The student council of Mount Temple consists of eighteen students, with each year having a representative. A representative from First Year will be elected during the next school year. The council will have regular meetings to discuss student issues which are brought to their attention from class representatives or from teachers or management. The council looks at these items in detail and discuss ways in which action can be taken on them. Meetings take place between the Council and other members of the school community to try to address concerns among the student body and improve school life. They are also consulted by staff and management on policy changes or reviews and provide the students with a voice on these matters. Check out the Student Council notice board at the library or log on to the school website to find out more.
Members of the Student Council 2018-19
What is a Student Council?
- Working with the staff, Board of Management and Parents Association in the school;
- Communicating and consulting with all of the students in the school; – Involving as many students as possible in the activities of the Council;
- Planning and managing the Council’s programme of activities for the year;
- Managing and accounting to the student council and Board of Management, for any funds raised by the Council.
The Student Council can be involved in many activities in the school.
Here is a sample of some Student Council activities:
- Liaising with the Principal and Board of Management on issues of concern to students;
- Communication and co-operation with school staff;
- Working with Parents Council in school;
- Co-operating with management and staff on the development of school rules and regulations;
- Be involved in developing the curriculum in your school;
- Involvement in School Planning;
- Having a say in school policies e.g. anti-bullying policy;
- Making suggestions about improving school facilities;
- Extra-curricular activities;
- School newsletter/magazine;
- Links with other schools;
- Getting involved with the community;
- Mentoring programmes for younger students;
- Student Award ceremonies.
There are many more activities which a Student Council can be involved in. The Student Council should listen to the views of the students in the school when drawing up its calendar of activities.
- A board shall establish and maintain procedures for the purposes of informing students in a school of the activities of the school.
- The procedures established and maintained under subsection (1) shall facilitate the involvement of the students in the operation of the school, having regard to the age and experience of the students, in association with their parents and teachers.
- Students of a post-primary school may establish a student council and, without prejudice to the generality of subsection (1), a board of a post-primary school shall encourage the establishment by students of a student council and shall facilitate and give all reasonable assistance to
- Students who wish to establish a student council, and
- Student councils when they have been established.
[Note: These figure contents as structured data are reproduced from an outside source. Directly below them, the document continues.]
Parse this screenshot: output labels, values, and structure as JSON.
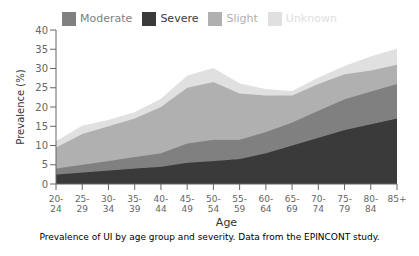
{
  "chart_data": {
    "type": "area",
    "stacked": true,
    "xlabel": "Age",
    "ylabel": "Prevalence (%)",
    "caption": "Prevalence of UI by age group and severity. Data from the EPINCONT study.",
    "categories": [
      "20-\n24",
      "25-\n29",
      "30-\n34",
      "35-\n39",
      "40-\n44",
      "45-\n49",
      "50-\n54",
      "55-\n59",
      "60-\n64",
      "65-\n69",
      "70-\n74",
      "75-\n79",
      "80-\n84",
      "85+"
    ],
    "series": [
      {
        "name": "Severe",
        "color": "#3a3a3a",
        "values": [
          2.5,
          3.0,
          3.5,
          4.0,
          4.5,
          5.5,
          6.0,
          6.5,
          8.0,
          10.0,
          12.0,
          14.0,
          15.5,
          17.0
        ]
      },
      {
        "name": "Moderate",
        "color": "#808080",
        "values": [
          1.5,
          2.0,
          2.5,
          3.0,
          3.5,
          5.0,
          5.5,
          5.0,
          5.5,
          6.0,
          7.0,
          8.0,
          8.5,
          9.0
        ]
      },
      {
        "name": "Slight",
        "color": "#b0b0b0",
        "values": [
          5.5,
          8.0,
          9.0,
          10.0,
          12.0,
          14.5,
          15.0,
          12.0,
          9.5,
          7.0,
          7.0,
          6.5,
          5.5,
          5.0
        ]
      },
      {
        "name": "Unknown",
        "color": "#e0e0e0",
        "values": [
          1.5,
          2.0,
          1.5,
          1.5,
          2.0,
          3.0,
          3.5,
          2.5,
          1.5,
          1.0,
          1.5,
          2.0,
          3.5,
          4.0
        ]
      }
    ],
    "ylim": [
      0,
      40
    ],
    "yticks": [
      0,
      5,
      10,
      15,
      20,
      25,
      30,
      35,
      40
    ],
    "grid": false,
    "legend": "top"
  }
}
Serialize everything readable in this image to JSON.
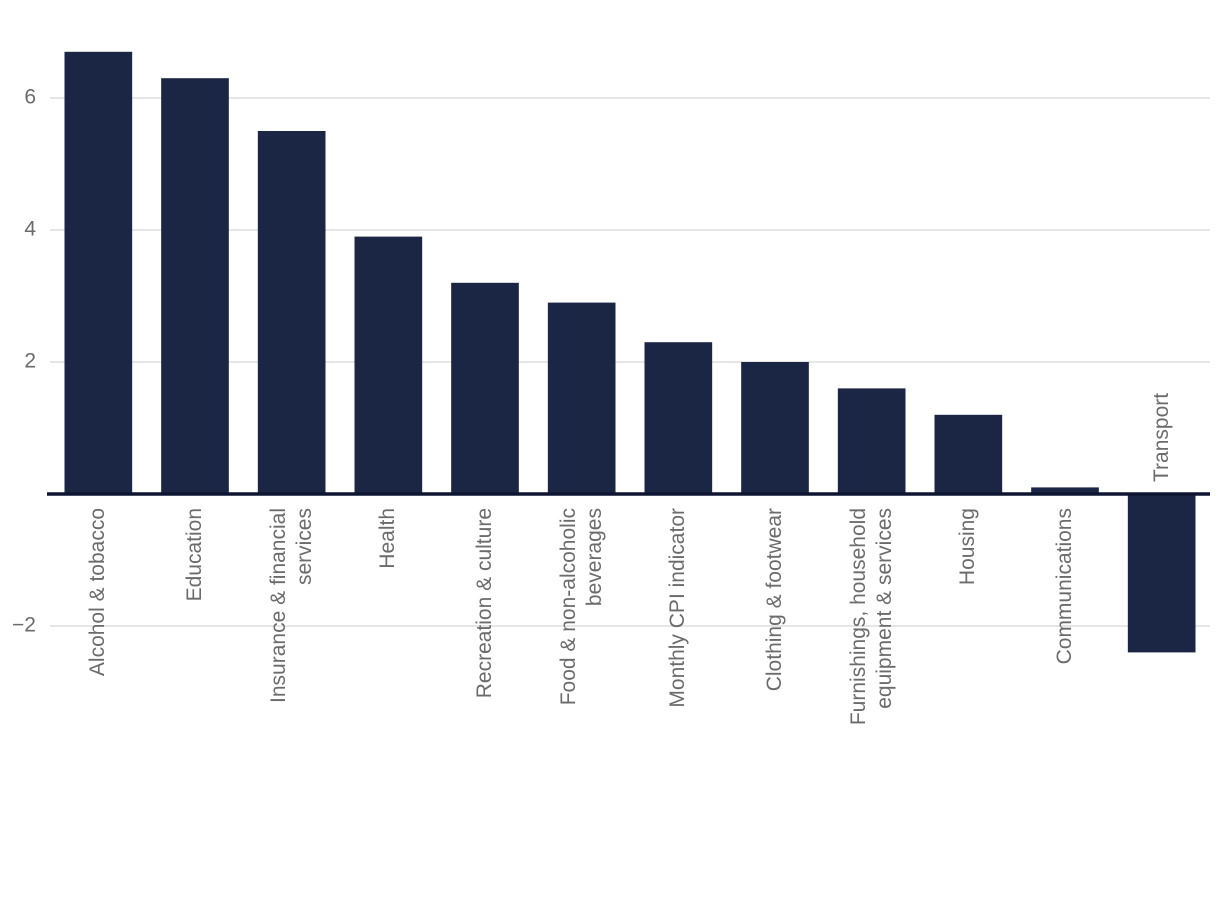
{
  "chart_data": {
    "type": "bar",
    "categories": [
      "Alcohol & tobacco",
      "Education",
      "Insurance & financial services",
      "Health",
      "Recreation & culture",
      "Food & non-alcoholic beverages",
      "Monthly CPI indicator",
      "Clothing & footwear",
      "Furnishings, household equipment & services",
      "Housing",
      "Communications",
      "Transport"
    ],
    "values": [
      6.7,
      6.3,
      5.5,
      3.9,
      3.2,
      2.9,
      2.3,
      2.0,
      1.6,
      1.2,
      0.1,
      -2.4
    ],
    "color": "#1b2644",
    "ylim": [
      -3,
      7
    ],
    "yticks": [
      {
        "value": -2,
        "label": "−2"
      },
      2,
      4,
      6
    ],
    "grid": true
  }
}
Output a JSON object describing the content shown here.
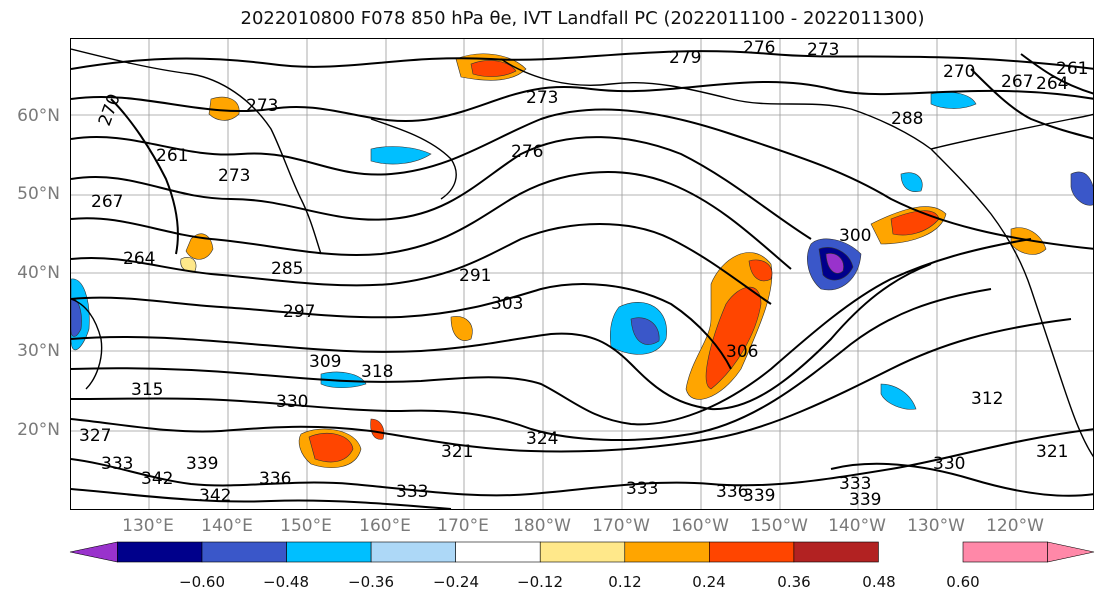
{
  "title_text": "2022010800 F078 850 hPa θe, IVT Landfall PC (2022011100 - 2022011300)",
  "lat_labels": [
    "60°N",
    "50°N",
    "40°N",
    "30°N",
    "20°N"
  ],
  "lon_labels": [
    "130°E",
    "140°E",
    "150°E",
    "160°E",
    "170°E",
    "180°W",
    "170°W",
    "160°W",
    "150°W",
    "140°W",
    "130°W",
    "120°W"
  ],
  "contour_labels": [
    "270",
    "261",
    "273",
    "273",
    "279",
    "276",
    "273",
    "273",
    "270",
    "267",
    "264",
    "261",
    "267",
    "264",
    "276",
    "288",
    "285",
    "291",
    "303",
    "300",
    "297",
    "306",
    "309",
    "318",
    "315",
    "330",
    "327",
    "333",
    "342",
    "339",
    "342",
    "336",
    "333",
    "321",
    "324",
    "333",
    "336",
    "339",
    "312",
    "333",
    "330",
    "321",
    "339"
  ],
  "colorbar": {
    "ticks": [
      "−0.60",
      "−0.48",
      "−0.36",
      "−0.24",
      "−0.12",
      "0.12",
      "0.24",
      "0.36",
      "0.48",
      "0.60"
    ],
    "colors": [
      "#9932cc",
      "#00008b",
      "#3a57c9",
      "#00bfff",
      "#add8f7",
      "#ffffff",
      "#ffe88a",
      "#ffa500",
      "#ff4500",
      "#b22222",
      "#ff88a8"
    ]
  }
}
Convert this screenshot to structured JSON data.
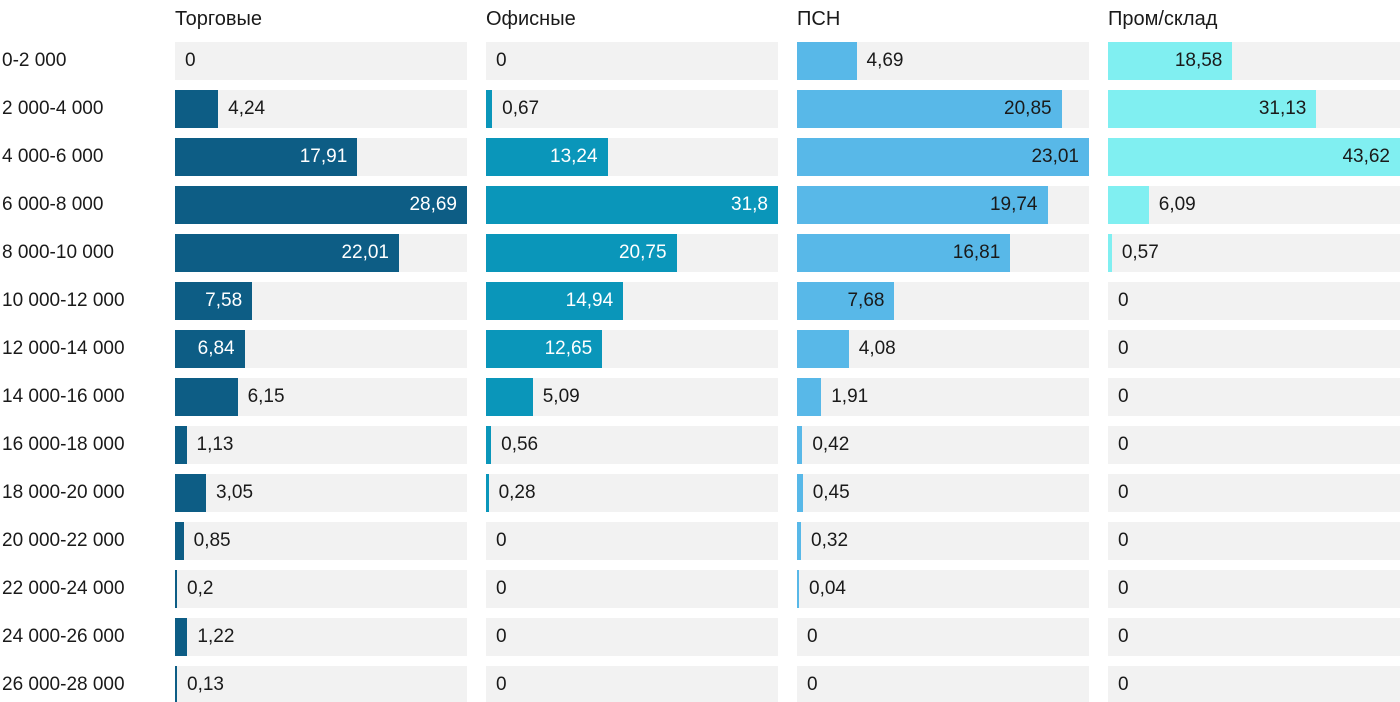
{
  "chart_data": {
    "type": "bar",
    "orientation": "horizontal",
    "grid": false,
    "legend_position": "column-headers-top",
    "track_color": "#f2f2f2",
    "outside_label_color": "#1a1a1a",
    "categories": [
      "0-2 000",
      "2 000-4 000",
      "4 000-6 000",
      "6 000-8 000",
      "8 000-10 000",
      "10 000-12 000",
      "12 000-14 000",
      "14 000-16 000",
      "16 000-18 000",
      "18 000-20 000",
      "20 000-22 000",
      "22 000-24 000",
      "24 000-26 000",
      "26 000-28 000"
    ],
    "series": [
      {
        "name": "Торговые",
        "color": "#0d5d85",
        "inside_label_color": "#ffffff",
        "values": [
          0,
          4.24,
          17.91,
          28.69,
          22.01,
          7.58,
          6.84,
          6.15,
          1.13,
          3.05,
          0.85,
          0.2,
          1.22,
          0.13
        ],
        "labels": [
          "0",
          "4,24",
          "17,91",
          "28,69",
          "22,01",
          "7,58",
          "6,84",
          "6,15",
          "1,13",
          "3,05",
          "0,85",
          "0,2",
          "1,22",
          "0,13"
        ]
      },
      {
        "name": "Офисные",
        "color": "#0a96ba",
        "inside_label_color": "#ffffff",
        "values": [
          0,
          0.67,
          13.24,
          31.8,
          20.75,
          14.94,
          12.65,
          5.09,
          0.56,
          0.28,
          0,
          0,
          0,
          0
        ],
        "labels": [
          "0",
          "0,67",
          "13,24",
          "31,8",
          "20,75",
          "14,94",
          "12,65",
          "5,09",
          "0,56",
          "0,28",
          "0",
          "0",
          "0",
          "0"
        ]
      },
      {
        "name": "ПСН",
        "color": "#58b8e8",
        "inside_label_color": "#1a1a1a",
        "values": [
          4.69,
          20.85,
          23.01,
          19.74,
          16.81,
          7.68,
          4.08,
          1.91,
          0.42,
          0.45,
          0.32,
          0.04,
          0,
          0
        ],
        "labels": [
          "4,69",
          "20,85",
          "23,01",
          "19,74",
          "16,81",
          "7,68",
          "4,08",
          "1,91",
          "0,42",
          "0,45",
          "0,32",
          "0,04",
          "0",
          "0"
        ]
      },
      {
        "name": "Пром/склад",
        "color": "#80eff1",
        "inside_label_color": "#1a1a1a",
        "values": [
          18.58,
          31.13,
          43.62,
          6.09,
          0.57,
          0,
          0,
          0,
          0,
          0,
          0,
          0,
          0,
          0
        ],
        "labels": [
          "18,58",
          "31,13",
          "43,62",
          "6,09",
          "0,57",
          "0",
          "0",
          "0",
          "0",
          "0",
          "0",
          "0",
          "0",
          "0"
        ]
      }
    ]
  }
}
- A student council shall promote the interests of the school and the involvement of students in the affairs of the school, in co-operation with the board, parents and teachers.
- The rules for the establishment of a students council shall be drawn up by the board, in accordance with such guidelines as may be issued by the Minister from time to time, and such rules may provide for the election of members and the dissolution of a student council.
- A student council, following consultation with the board, may make rules governing its meetings and the business and conduct of its affairs.
‘This is the first time that second-level students are equal participants in a government working group, as part of the National Children’s Strategy, which commits to giving children a voice in matters that affect their lives’ declared Brian Lenihan, TD Minister for Children. ‘Student Councils are good for students and schools and are provided for in the 1998 Education Act. They are a means of giving students a voice in school’ he continued. The Minister was speaking at the launch of a leaflet, poster and website developed by the Student Council Working Group.
Minister Lenihan told the meeting that the leaflet and poster will be circulated to every second level school in the country to:
- Inform students and teachers that the 1998 Education Act includes the right to set up democratic students councils;
- Give advice about how to set up student councils and
- Give students and teachers helpful contacts.
The Minister explained that between now and June 2005, the Working Group will:
- Carry out research on student councils;
- Identify barriers to the establishment of student councils;
- Identify the measures to encourage the establishment of student councils;
- Make recommendations about the training needs and resource materials required by students and education partners;
- Manage the development and production of these resource/training materials and promote and publicise student councils and
- Devise a three year strategy to support the establishment and development of student councils.